"Die Armee bekommt Polizeizuständigkeiten", titeln Gazet van Antwerpen und Het Belang van Limburg. "Die Regierung will die Telefonüberwachung ausdehnen", so die Schlagzeile von L'Echo. "Wie soll man mit Syrien-Rückkehrern umgehen?", fragt sich L'Avenir auf Seite eins.
Viele Zeitungen beschäftigen sich mit der Frage, wie man denn jetzt auf die Anschläge von Paris reagieren soll.
"Den Schwung mitnehmen..."
Man würde sich nur wünschen, dass jetzt schnell etwas passiert, meint L'Avenir in seinem Leitartikel. Noch stehen wir unter dem Eindruck der großen Kundgebungen in Paris und auch in Brüssel. Eigentlich müsste man versuchen, diesen Schwung nicht verpuffen zu lassen. Man würde sich wünschen, dass all diejenigen, die Einfluss auf die Gesellschaft nehmen können, ihre Aktionen danach ausrichten: Bürgermeister, Lehrer, Polizisten, Journalisten und auch religiöse Verantwortliche. Ansonsten bleibt am Ende nicht mehr als nur der Eindruck, dass man lediglich einem großen Ereignis beigewohnt hat.

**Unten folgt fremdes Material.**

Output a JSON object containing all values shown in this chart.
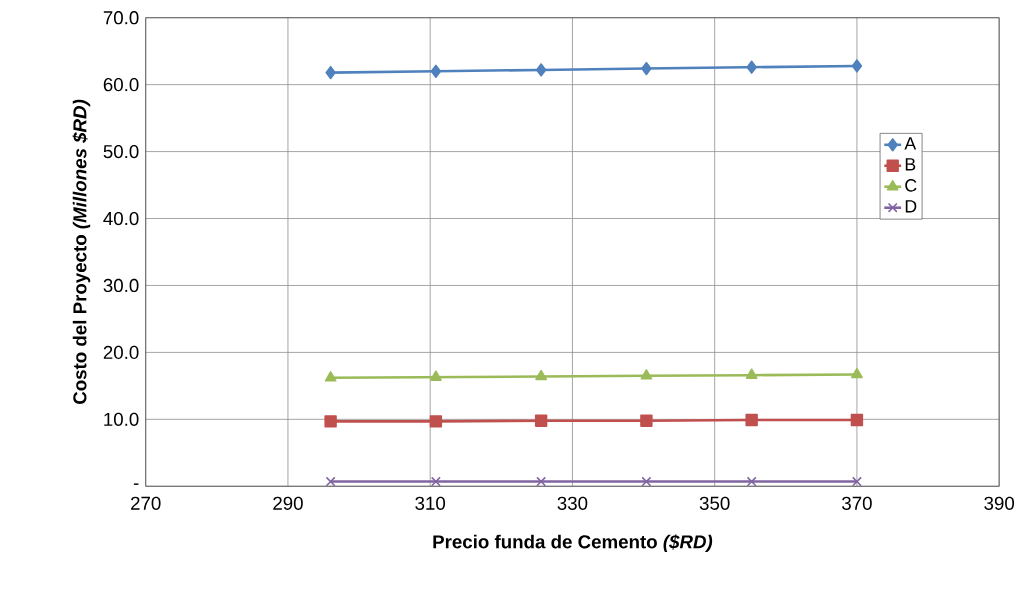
{
  "chart_data": {
    "type": "line",
    "xlabel": "Precio funda de Cemento *($RD)*",
    "ylabel": "Costo del Proyecto *(Millones $RD)*",
    "x": [
      296,
      310.8,
      325.6,
      340.4,
      355.2,
      370
    ],
    "series": [
      {
        "name": "A",
        "color": "#4f81bd",
        "marker": "diamond",
        "values": [
          61.8,
          62.0,
          62.2,
          62.4,
          62.6,
          62.8
        ]
      },
      {
        "name": "B",
        "color": "#c0504d",
        "marker": "square",
        "values": [
          9.7,
          9.7,
          9.8,
          9.8,
          9.9,
          9.9
        ]
      },
      {
        "name": "C",
        "color": "#9bbb59",
        "marker": "triangle",
        "values": [
          16.2,
          16.3,
          16.4,
          16.5,
          16.6,
          16.7
        ]
      },
      {
        "name": "D",
        "color": "#8064a2",
        "marker": "cross",
        "values": [
          0.7,
          0.7,
          0.7,
          0.7,
          0.7,
          0.7
        ]
      }
    ],
    "xlim": [
      270,
      390
    ],
    "xticks": [
      270,
      290,
      310,
      330,
      350,
      370,
      390
    ],
    "ylim": [
      0,
      70
    ],
    "yticks": [
      {
        "value": 0,
        "label": "-"
      },
      {
        "value": 10,
        "label": "10.0"
      },
      {
        "value": 20,
        "label": "20.0"
      },
      {
        "value": 30,
        "label": "30.0"
      },
      {
        "value": 40,
        "label": "40.0"
      },
      {
        "value": 50,
        "label": "50.0"
      },
      {
        "value": 60,
        "label": "60.0"
      },
      {
        "value": 70,
        "label": "70.0"
      }
    ],
    "grid": true,
    "legend": "right",
    "line_style": "solid"
  }
}
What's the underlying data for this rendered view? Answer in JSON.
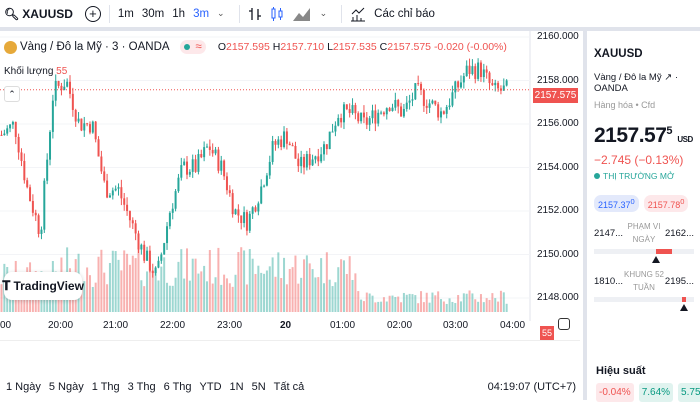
{
  "toolbar": {
    "symbol": "XAUUSD",
    "timeframes": [
      "1m",
      "30m",
      "1h",
      "3m"
    ],
    "active_timeframe": "3m",
    "indicators_label": "Các chỉ báo"
  },
  "legend": {
    "title": "Vàng / Đô la Mỹ · 3 · OANDA",
    "o_label": "O",
    "o": "2157.595",
    "h_label": "H",
    "h": "2157.710",
    "l_label": "L",
    "l": "2157.535",
    "c_label": "C",
    "c": "2157.575",
    "change": "-0.020 (-0.00%)",
    "volume_label": "Khối lượng",
    "volume": "55"
  },
  "price_axis": {
    "labels": [
      "2160.000",
      "2158.000",
      "2156.000",
      "2154.000",
      "2152.000",
      "2150.000",
      "2148.000"
    ],
    "current": "2157.575",
    "volume_badge": "55"
  },
  "time_axis": [
    "00",
    "20:00",
    "21:00",
    "22:00",
    "23:00",
    "20",
    "01:00",
    "02:00",
    "03:00",
    "04:00"
  ],
  "logo": "TradingView",
  "ranges": [
    "1 Ngày",
    "5 Ngày",
    "1 Thg",
    "3 Thg",
    "6 Thg",
    "YTD",
    "1N",
    "5N",
    "Tất cả"
  ],
  "clock": "04:19:07 (UTC+7)",
  "panel": {
    "symbol": "XAUUSD",
    "name": "Vàng / Đô la Mỹ",
    "exchange": "· OANDA",
    "type": "Hàng hóa • Cfd",
    "price": "2157.57",
    "price_sup": "5",
    "currency": "USD",
    "change": "−2.745 (−0.13%)",
    "status": "THỊ TRƯỜNG MỞ",
    "bid": "2157.37",
    "bid_sup": "0",
    "ask": "2157.78",
    "ask_sup": "0",
    "day_range": {
      "low": "2147...",
      "label1": "PHẠM VI",
      "label2": "NGÀY",
      "high": "2162...",
      "fill_from": 0.62,
      "fill_to": 0.78,
      "marker": 0.62
    },
    "week52": {
      "low": "1810...",
      "label1": "KHUNG 52",
      "label2": "TUẦN",
      "high": "2195...",
      "fill_from": 0.88,
      "fill_to": 0.92,
      "marker": 0.9
    },
    "perf_label": "Hiệu suất",
    "perf": [
      "-0.04%",
      "7.64%",
      "5.75%"
    ]
  },
  "colors": {
    "up": "#26a69a",
    "down": "#ef5350",
    "accent": "#2962ff"
  },
  "chart_data": {
    "type": "candlestick",
    "interval": "3m",
    "price_range": [
      2147.5,
      2160.2
    ],
    "close_path": [
      2155.5,
      2156,
      2153,
      2151,
      2157.5,
      2158,
      2156,
      2156,
      2153,
      2153,
      2151.5,
      2150,
      2149,
      2152,
      2154,
      2154,
      2155,
      2154,
      2152,
      2151.5,
      2153,
      2155,
      2155.5,
      2154,
      2154.5,
      2155,
      2156.5,
      2156.5,
      2156,
      2156.5,
      2157,
      2156.5,
      2157.5,
      2157,
      2156.5,
      2157.5,
      2158.5,
      2158.5,
      2157.5,
      2157.575
    ]
  }
}
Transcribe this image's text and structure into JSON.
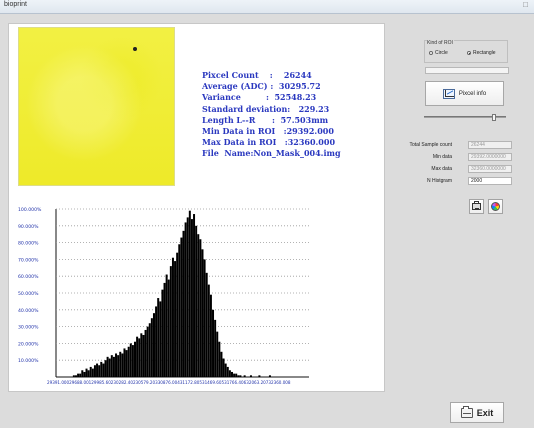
{
  "window": {
    "title": "bioprint"
  },
  "image_panel": {
    "image_name": "yellow-roi-image"
  },
  "stats": [
    "Pixcel Count    :    26244",
    "Average (ADC) :  30295.72",
    "Variance         :  52548.23",
    "Standard deviation:   229.23",
    "Length L--R      :  57.503mm",
    "Min Data in ROI   :29392.000",
    "Max Data in ROI   :32360.000",
    "File  Name:Non_Mask_004.img"
  ],
  "controls": {
    "roi_group_label": "Kind of ROI",
    "roi_options": [
      {
        "label": "Circle",
        "selected": false
      },
      {
        "label": "Rectangle",
        "selected": true
      }
    ],
    "progress_value": 0,
    "pixcel_info_label": "Pixcel info",
    "slider_value": 0.86,
    "total_sample_count_label": "Total Sample count",
    "total_sample_count_value": "26244",
    "min_data_label": "Min data",
    "min_data_value": "29392.0000000",
    "max_data_label": "Max data",
    "max_data_value": "32360.0000000",
    "n_histogram_label": "N Histgram",
    "n_histogram_value": "2000",
    "exit_label": "Exit"
  },
  "icons": {
    "chart": "chart-icon",
    "printer": "printer-icon",
    "palette": "palette-icon",
    "exit": "exit-icon",
    "close": "close-icon"
  },
  "chart_data": {
    "type": "bar",
    "title": "",
    "xlabel": "",
    "ylabel": "",
    "y_ticks": [
      "100.000%",
      "90.000%",
      "80.000%",
      "70.000%",
      "60.000%",
      "50.000%",
      "40.000%",
      "30.000%",
      "20.000%",
      "10.000%"
    ],
    "x_tick_text": "29391.00029688.00129985.60230282.40230579.20330876.00431172.80531469.60531766.40632063.20732360.008",
    "ylim": [
      0,
      100
    ],
    "x_start": 29391.0,
    "x_end": 32360.0,
    "values": [
      0,
      0,
      0,
      0,
      0,
      0,
      0,
      0,
      1,
      1,
      2,
      2,
      4,
      3,
      5,
      4,
      6,
      5,
      7,
      8,
      7,
      9,
      8,
      10,
      12,
      11,
      13,
      12,
      14,
      13,
      15,
      14,
      17,
      16,
      18,
      20,
      19,
      21,
      24,
      23,
      26,
      25,
      28,
      30,
      32,
      35,
      38,
      42,
      47,
      45,
      52,
      56,
      61,
      58,
      66,
      71,
      69,
      74,
      79,
      83,
      87,
      92,
      95,
      99,
      94,
      97,
      90,
      85,
      82,
      76,
      70,
      62,
      55,
      49,
      40,
      34,
      27,
      21,
      15,
      11,
      8,
      6,
      4,
      3,
      2,
      2,
      1,
      1,
      0,
      1,
      0,
      0,
      1,
      0,
      0,
      0,
      1,
      0,
      0,
      0,
      0,
      1,
      0,
      0,
      0,
      0,
      0,
      0,
      0,
      0,
      0,
      0,
      0,
      0,
      0,
      0,
      0,
      0,
      0,
      0
    ]
  }
}
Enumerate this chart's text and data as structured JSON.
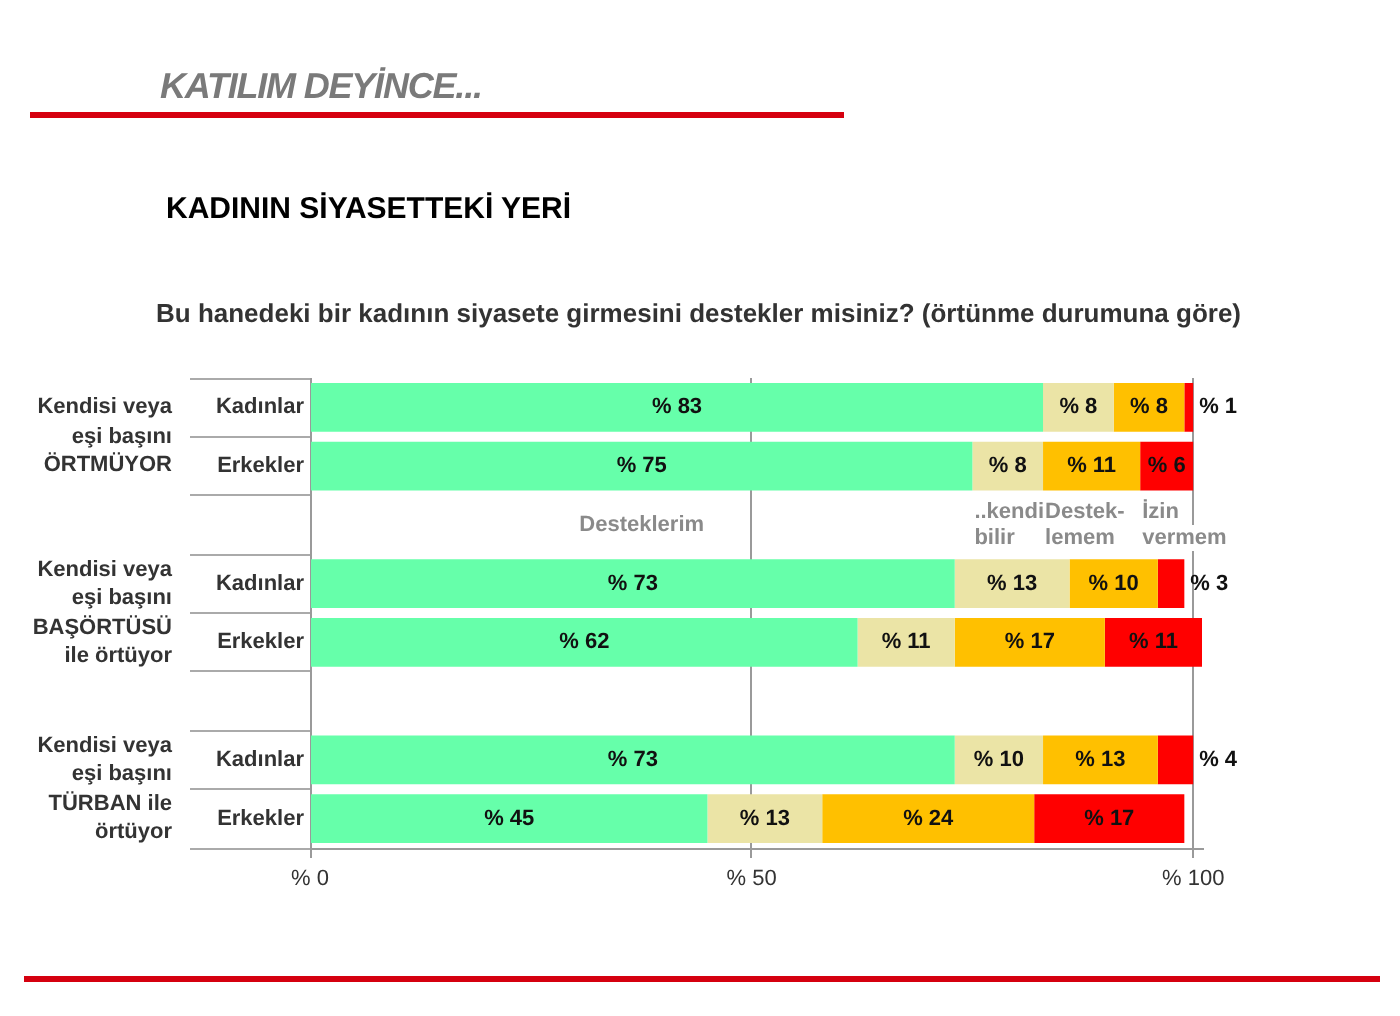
{
  "chart_data": {
    "type": "bar",
    "orientation": "horizontal",
    "stacked": true,
    "title": "KADININ SİYASETTEKİ YERİ",
    "subtitle": "Bu hanedeki bir kadının siyasete girmesini destekler misiniz? (örtünme durumuna göre)",
    "annotations": [
      "KATILIM DEYİNCE...",
      "Kendisi veya eşi başını ÖRTMÜYOR",
      "Kendisi veya eşi başını BAŞÖRTÜSÜ ile örtüyor",
      "Kendisi veya eşi başını TÜRBAN ile örtüyor"
    ],
    "categories": [
      "Kadınlar",
      "Erkekler",
      null,
      "Kadınlar",
      "Erkekler",
      null,
      "Kadınlar",
      "Erkekler"
    ],
    "series": [
      {
        "name": "Desteklerim",
        "color": "#66ffaa",
        "values": [
          83,
          75,
          null,
          73,
          62,
          null,
          73,
          45
        ],
        "value_labels": [
          "% 83",
          "% 75",
          null,
          "% 73",
          "% 62",
          null,
          "% 73",
          "% 45"
        ]
      },
      {
        "name": "..kendi bilir",
        "color": "#ebe4a6",
        "values": [
          8,
          8,
          null,
          13,
          11,
          null,
          10,
          13
        ],
        "value_labels": [
          "% 8",
          "% 8",
          null,
          "% 13",
          "% 11",
          null,
          "% 10",
          "% 13"
        ]
      },
      {
        "name": "Destek-lemem",
        "color": "#ffc000",
        "values": [
          8,
          11,
          null,
          10,
          17,
          null,
          13,
          24
        ],
        "value_labels": [
          "% 8",
          "% 11",
          null,
          "% 10",
          "% 17",
          null,
          "% 13",
          "% 24"
        ]
      },
      {
        "name": "İzin vermem",
        "color": "#ff0000",
        "values": [
          1,
          6,
          null,
          3,
          11,
          null,
          4,
          17
        ],
        "value_labels": [
          "% 1",
          "% 6",
          null,
          "% 3",
          "% 11",
          null,
          "% 4",
          "% 17"
        ]
      }
    ],
    "xlim": [
      0,
      101
    ],
    "xticks": [
      {
        "value": 0,
        "label": "% 0"
      },
      {
        "value": 50,
        "label": "% 50"
      },
      {
        "value": 100,
        "label": "% 100"
      }
    ],
    "grid": "x"
  }
}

Die Regierung jedenfalls will jetzt offensichtlich so schnell wie möglich eine Reihe von Maßnahmen auf die Schienen setzen, um auf die Bedrohung zu reagieren. So soll etwa die Armee künftig im Öffentlichen Raum eingesetzt werden können, um die Polizei zu unterstützen. Nach Informationen der Zeitungen Gazet van Antwerpen und Het Belang van Limburg bereiten Innenminister Jambon und Verteidigungsminister Vandeput dafür die gesetzliche Grundlage vor.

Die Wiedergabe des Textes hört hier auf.